Ask HN: What to do if i only manage to attract goldiggers? - choot
I am a newly minted tech wealthy.
I only manage to attract goldiggers. I am looking for serious advises from post tech noveu rich folks.
======
aurizon
Stop acting like a 'nouveau rich' \- that is like dead meat to gold digging
flies... What kind of car do you drive etc ... Notice how the rich usually
dress down in casually public places - shopping etc. Avoid live-in girls,
amazing how soon them are common law wives after a while. Never allow a girl
to change her address to yours because she moves so often. After 2 years she
can point to her drivers licence etc as proof she lived with you for many
years, and btw = half of what you have...

------
caymanjim
Unless you're a celebrity, the only thing people know about you is what you
tell them.

------
simonblack
I would guess that you're spending a lot of time, angst and money on your
'image': flash watch, flash clothes, flash car, flash house. That's just
normal for the "newly minted .... wealthy."

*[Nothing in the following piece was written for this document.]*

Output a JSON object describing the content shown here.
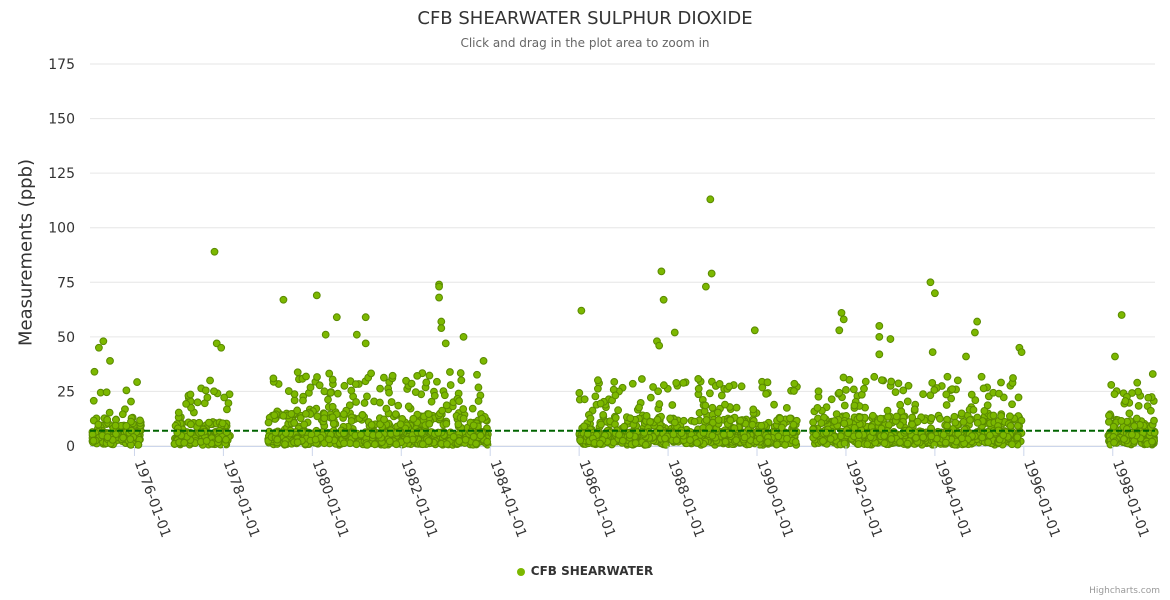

People who are born to money never need to display it. They have the quiet
confidence that it's there when they want to use it, and never need to 'prove
something'.

So their clothes are very often not flash, and maybe even a good brand that
was picked up cheap at a Goodwill Store.

They might drive a good but quite old car that isn't/wasn't 'top of range'
like maybe a 5-year-old Mercedes C-class. Why have an extra-expensive sports
car? The C-Class is good enough for local driving up to say 300 miles.
Anything further and you travel by air and very probably in Business Class.

------
alexgmcm
Maybe try to meet people in non-professional contexts - I met my girlfriend
via a language learning group, for example.

We were already friends before she knew what I did and certainly very good
friends before she had any idea of my salary.

That said I'm not 'noveau-rich' just well-paid for my age and area.

------
cimmanom
What aspects of your personality would be appealing to a partner even if you
were broke? Cultivate those.